Comment 5 Sofer Athlan-Guyot 2017-03-16 18:46:24 UTC

Hi,

so we have a confirmation that the command that look into the the seq
number for starting galera took 1h12 (from log[5] above).

To check what is happening there, could you run those commands on oscar1ctr03 as root:

Stop galera on oscar1ctr03 node: (the cluster will still be
functional)

    pcs resource ban --wait galera overcloud-oscar1ctr03

Execute the command that took 1h12 in the failed update attempt:

    nohup mysqld_safe --wsrep-recover --pid-file=/var/run/mysql/mysqld.pid > /tmp/mysqld_safe_run-$(hostname).log

You should have this kind of output and the command should last
less than a minute:

    170316 18:20:55 mysqld_safe Logging to '/var/log/mariadb/mariadb.log'.
    /bin/mysqld_safe: line 755: ulimit: -1: invalid option
    ulimit: usage: ulimit [-SHacdefilmnpqrstuvx] [limit]
    170316 18:20:55 mysqld_safe Starting mysqld daemon with databases from /var/lib/mysql
    170316 18:20:55 mysqld_safe WSREP: Running position recovery with --log_error='/var/lib/mysql/wsrep_recovery.c15tD9' --pid-file='/var/lib/mysql/overcloud-controller-0-recover.pid'
    170316 18:20:58 mysqld_safe WSREP: Recovered position ea7c7d3e-0a42-11e7-adbd-b3c69a709c8a:46938
    170316 18:21:01 mysqld_safe mysqld from pid file /var/run/mysql/mysqld.pid ended

This is the command that tooks 1h12 during the failed update so we
expect to have some log of what is happening there.
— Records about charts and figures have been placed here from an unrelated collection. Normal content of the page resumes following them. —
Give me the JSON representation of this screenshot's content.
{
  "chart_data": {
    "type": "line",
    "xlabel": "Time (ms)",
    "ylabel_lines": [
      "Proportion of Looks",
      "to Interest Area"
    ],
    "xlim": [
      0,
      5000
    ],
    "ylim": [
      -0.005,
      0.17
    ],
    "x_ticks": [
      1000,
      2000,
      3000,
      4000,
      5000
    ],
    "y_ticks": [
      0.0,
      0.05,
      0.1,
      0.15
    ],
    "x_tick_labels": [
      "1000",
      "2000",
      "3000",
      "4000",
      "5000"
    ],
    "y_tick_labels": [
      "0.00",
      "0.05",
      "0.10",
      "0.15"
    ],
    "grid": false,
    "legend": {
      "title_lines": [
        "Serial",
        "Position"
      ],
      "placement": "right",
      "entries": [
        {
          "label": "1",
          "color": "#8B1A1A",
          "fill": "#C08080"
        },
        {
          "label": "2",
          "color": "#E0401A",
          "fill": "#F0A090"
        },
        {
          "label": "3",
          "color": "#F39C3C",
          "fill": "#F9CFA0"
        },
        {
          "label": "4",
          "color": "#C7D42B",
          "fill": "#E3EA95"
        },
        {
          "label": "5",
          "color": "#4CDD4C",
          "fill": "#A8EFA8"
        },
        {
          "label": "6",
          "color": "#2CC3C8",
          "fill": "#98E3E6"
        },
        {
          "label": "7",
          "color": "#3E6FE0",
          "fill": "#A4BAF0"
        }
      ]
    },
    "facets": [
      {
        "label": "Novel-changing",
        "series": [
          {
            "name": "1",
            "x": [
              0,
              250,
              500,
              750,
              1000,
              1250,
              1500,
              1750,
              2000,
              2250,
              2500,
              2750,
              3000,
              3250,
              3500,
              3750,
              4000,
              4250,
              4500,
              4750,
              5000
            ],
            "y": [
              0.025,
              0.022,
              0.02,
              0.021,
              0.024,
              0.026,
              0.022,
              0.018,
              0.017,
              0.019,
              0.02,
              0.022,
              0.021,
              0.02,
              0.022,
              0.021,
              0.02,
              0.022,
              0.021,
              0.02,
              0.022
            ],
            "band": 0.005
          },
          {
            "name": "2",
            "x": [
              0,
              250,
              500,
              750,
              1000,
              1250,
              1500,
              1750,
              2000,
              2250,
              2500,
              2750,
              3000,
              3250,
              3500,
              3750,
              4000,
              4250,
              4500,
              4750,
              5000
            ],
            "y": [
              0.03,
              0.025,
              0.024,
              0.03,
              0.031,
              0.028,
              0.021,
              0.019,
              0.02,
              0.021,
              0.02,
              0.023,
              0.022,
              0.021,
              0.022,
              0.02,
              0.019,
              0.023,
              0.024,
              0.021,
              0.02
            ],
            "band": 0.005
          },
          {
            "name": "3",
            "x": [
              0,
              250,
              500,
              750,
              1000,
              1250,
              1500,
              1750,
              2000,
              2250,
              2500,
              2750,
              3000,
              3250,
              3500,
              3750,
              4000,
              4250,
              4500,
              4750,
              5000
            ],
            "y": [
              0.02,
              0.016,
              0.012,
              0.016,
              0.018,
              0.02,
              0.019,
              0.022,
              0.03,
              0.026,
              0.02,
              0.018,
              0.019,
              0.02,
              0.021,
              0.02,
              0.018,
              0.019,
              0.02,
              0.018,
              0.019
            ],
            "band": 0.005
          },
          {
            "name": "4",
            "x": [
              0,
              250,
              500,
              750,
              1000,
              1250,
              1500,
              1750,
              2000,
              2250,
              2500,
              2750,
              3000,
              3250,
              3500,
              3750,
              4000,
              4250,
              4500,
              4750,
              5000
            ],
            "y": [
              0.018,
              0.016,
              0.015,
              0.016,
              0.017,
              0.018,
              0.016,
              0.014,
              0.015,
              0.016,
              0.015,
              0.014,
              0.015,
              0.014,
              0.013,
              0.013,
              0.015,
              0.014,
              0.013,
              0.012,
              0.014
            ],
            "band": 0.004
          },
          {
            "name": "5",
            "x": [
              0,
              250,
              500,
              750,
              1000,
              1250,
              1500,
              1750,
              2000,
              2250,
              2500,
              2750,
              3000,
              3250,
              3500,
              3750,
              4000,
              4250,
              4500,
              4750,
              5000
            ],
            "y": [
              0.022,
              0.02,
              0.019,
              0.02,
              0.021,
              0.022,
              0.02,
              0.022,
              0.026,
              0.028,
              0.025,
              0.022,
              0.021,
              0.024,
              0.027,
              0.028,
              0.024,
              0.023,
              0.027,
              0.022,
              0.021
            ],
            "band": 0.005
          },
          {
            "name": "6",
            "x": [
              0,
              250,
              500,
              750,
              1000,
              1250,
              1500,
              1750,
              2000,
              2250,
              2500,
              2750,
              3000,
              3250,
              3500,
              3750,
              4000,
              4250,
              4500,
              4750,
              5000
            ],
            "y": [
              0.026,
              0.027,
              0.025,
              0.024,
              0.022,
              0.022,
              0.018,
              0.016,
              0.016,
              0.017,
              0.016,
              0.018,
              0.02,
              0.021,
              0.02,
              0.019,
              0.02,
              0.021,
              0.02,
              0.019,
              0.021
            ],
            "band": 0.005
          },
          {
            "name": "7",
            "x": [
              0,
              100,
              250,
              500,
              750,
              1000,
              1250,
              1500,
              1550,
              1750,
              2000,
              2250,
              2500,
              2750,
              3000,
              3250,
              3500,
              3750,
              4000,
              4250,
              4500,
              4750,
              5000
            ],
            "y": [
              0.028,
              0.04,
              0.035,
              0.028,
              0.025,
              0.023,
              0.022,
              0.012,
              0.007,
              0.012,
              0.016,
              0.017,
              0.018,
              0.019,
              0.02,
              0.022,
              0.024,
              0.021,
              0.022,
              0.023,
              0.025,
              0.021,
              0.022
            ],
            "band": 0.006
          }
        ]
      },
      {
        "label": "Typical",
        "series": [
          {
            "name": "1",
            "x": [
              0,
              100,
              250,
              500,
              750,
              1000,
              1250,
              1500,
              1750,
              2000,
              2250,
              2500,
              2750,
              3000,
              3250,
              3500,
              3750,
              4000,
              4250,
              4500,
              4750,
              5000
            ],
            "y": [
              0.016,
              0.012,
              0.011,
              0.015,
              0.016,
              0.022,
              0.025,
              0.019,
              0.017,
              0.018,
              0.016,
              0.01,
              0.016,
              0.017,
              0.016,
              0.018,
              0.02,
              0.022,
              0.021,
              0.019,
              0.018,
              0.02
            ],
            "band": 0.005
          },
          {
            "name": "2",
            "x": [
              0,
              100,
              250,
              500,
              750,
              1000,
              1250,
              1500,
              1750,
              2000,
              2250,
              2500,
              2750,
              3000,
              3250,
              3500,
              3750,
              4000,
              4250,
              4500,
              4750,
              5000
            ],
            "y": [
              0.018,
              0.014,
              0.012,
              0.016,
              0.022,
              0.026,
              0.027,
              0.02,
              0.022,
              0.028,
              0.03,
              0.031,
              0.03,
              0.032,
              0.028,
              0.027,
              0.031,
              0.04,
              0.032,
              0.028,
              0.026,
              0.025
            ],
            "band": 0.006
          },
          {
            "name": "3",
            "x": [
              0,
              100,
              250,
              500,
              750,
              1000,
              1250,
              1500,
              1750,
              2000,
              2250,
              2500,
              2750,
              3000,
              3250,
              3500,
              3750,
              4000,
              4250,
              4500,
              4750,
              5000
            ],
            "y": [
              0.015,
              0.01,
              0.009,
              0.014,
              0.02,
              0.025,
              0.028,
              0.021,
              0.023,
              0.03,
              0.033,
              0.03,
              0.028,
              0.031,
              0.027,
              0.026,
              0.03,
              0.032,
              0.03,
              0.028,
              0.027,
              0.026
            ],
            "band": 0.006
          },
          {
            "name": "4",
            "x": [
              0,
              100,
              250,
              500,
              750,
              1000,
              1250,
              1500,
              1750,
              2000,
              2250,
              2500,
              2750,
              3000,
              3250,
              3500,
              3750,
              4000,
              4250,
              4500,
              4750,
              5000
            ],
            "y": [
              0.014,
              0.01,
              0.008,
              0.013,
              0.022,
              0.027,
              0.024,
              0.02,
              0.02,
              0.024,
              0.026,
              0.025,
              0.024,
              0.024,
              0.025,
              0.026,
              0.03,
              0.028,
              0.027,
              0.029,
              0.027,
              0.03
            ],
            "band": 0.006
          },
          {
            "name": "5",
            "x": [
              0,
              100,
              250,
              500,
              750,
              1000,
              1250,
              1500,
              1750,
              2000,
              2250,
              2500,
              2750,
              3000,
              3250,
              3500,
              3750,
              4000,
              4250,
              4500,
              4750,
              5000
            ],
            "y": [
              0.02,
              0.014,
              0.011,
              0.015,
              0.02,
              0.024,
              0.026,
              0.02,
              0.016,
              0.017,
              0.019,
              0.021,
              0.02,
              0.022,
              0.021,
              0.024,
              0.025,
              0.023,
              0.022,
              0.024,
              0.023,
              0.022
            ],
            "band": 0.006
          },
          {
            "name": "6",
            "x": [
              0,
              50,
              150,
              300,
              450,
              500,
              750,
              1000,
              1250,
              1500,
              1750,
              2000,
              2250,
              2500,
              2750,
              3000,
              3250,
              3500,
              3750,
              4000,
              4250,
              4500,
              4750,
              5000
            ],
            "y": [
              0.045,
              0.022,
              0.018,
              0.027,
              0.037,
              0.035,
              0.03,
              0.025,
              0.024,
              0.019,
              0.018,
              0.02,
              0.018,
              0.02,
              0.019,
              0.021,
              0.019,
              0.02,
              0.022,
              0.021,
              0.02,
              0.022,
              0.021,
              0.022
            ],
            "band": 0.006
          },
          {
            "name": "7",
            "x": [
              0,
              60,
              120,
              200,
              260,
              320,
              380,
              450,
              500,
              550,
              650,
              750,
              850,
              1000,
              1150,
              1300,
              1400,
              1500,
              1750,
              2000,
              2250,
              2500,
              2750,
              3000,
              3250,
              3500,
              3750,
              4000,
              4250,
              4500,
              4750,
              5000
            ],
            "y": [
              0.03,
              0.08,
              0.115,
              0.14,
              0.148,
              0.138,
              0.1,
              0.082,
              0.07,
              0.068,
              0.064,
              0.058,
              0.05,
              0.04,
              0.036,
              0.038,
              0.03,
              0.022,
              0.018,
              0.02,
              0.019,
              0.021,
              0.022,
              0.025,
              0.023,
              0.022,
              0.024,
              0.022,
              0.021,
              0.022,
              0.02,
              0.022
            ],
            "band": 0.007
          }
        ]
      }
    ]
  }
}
It does nothing
beside reading the recovery position and after it, the mysql daemon
will be stopped.

To put the galera cluster back:

    pcs resource clear galera --wait

For the moment we cannot tell why the command tooks so long.  During
it, the mysqld process is started, the database files are opened but
beside that nothing really happen.  The usual suspect would be disk
error, but I cannot see anything in dmesg[1], and swap.

For swap it's interesting to see:
- the swap is a file in /root/tmp-swapfile of 9GB, which is
  half full[2]
- mongodb is eating 14GB [3]

So let's see how long is taking the command and send back the
/tmp/mysqld_safe_run-$(hostname).log so that we can debug further.

[1] sosreport-20170310-122136/overcloud-oscar1ctr03.localdomain/sos_commands/kernel/dmesg
[2] sosreport-20170310-122136/overcloud-oscar1ctr03.localdomain/sos_commands/memory/swapon_--bytes_--show
[3] sort -rn -k11,11 sosreport-20170310-122136/overcloud-oscar1ctr03.localdomain/sos_commands/process/ps_axo_flags_state_uid_pid_ppid_pgid_sid_cls_pri_addr_sz_wchan_stime_tty_time_cmd  | head

Thanks to Michele and Damien for their help so far.

Regards,

Comment 17 Sofer Athlan-Guyot 2017-03-24 09:19:49 UTC

Hi Ondrej,

hum the last output look a like the on you put in comment 15 but only shorter.  Am it missing something ?


If the one from comment 15 is the right one, we can see here that the command didn't take 1h to complete.  I've checked and the only network related execution that happen during this command is binding to port 3306 when the mysql server is started.

Can we investigate as why the promotion is not working.  The files  /var/log/mysqld.log and /var/log/mariadb/mariadb.log and the output of


    journalctl -t 'galera(galera)' -t rsyncd 


would help here as a starter.

Thanks,

Comment 21 Ondrej 2017-03-27 10:52:21 UTC

Created attachment 1266594 [details]
journalctl -t 'galera(galera)' -t rsyncd